Discord cuts ties with Persona after exposed verification files found on government endpoint
Feb 24th 2026
Researchers discovered nearly 2,500 Persona frontend files publicly accessible on a U.S. government authorized endpoint, prompting Discord to end a short test of the vendor’s age verification software.
- Researchers found nearly 2,500 Persona files on a FedRAMP government endpoint, including 53 megabytes of data tagged with codenames linked to active intelligence programs.
- Persona’s system runs facial recognition, screens users against watchlists and politically exposed persons lists, and offers 269 distinct verification checks including adverse media across 14 categories.
- The exposed files were frontend source files that Persona called uncompressed source maps rather than a backend breach, while researchers said they required no exploit to access.
- Discord says the Persona pilot lasted less than a month, involved a small number of users, and any submitted information could be stored for up to seven days before deletion.

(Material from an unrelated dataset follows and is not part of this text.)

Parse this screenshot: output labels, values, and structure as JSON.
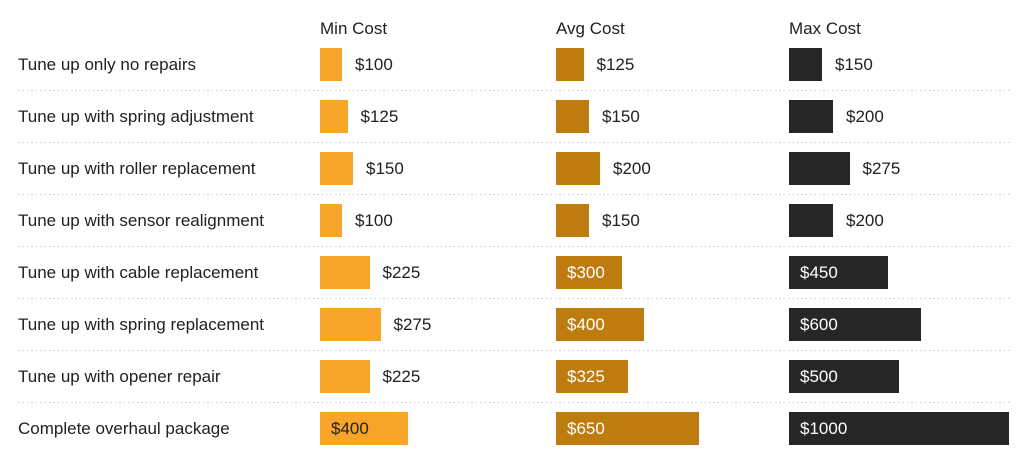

- Discord has ended its partnership with Persona and clarified age verification will remain optional except for access to age restricted servers and channels.
- Persona is partially funded by Founders Fund, serves clients including OpenAI, Lime, and Roblox, is seeking FedRAMP authorization, and denies ties to Palantir or ICE.
- The incident adds to prior vendor problems for Discord, including a 2025 breach of third party provider 5CA that exposed government IDs for more than 70,000 users.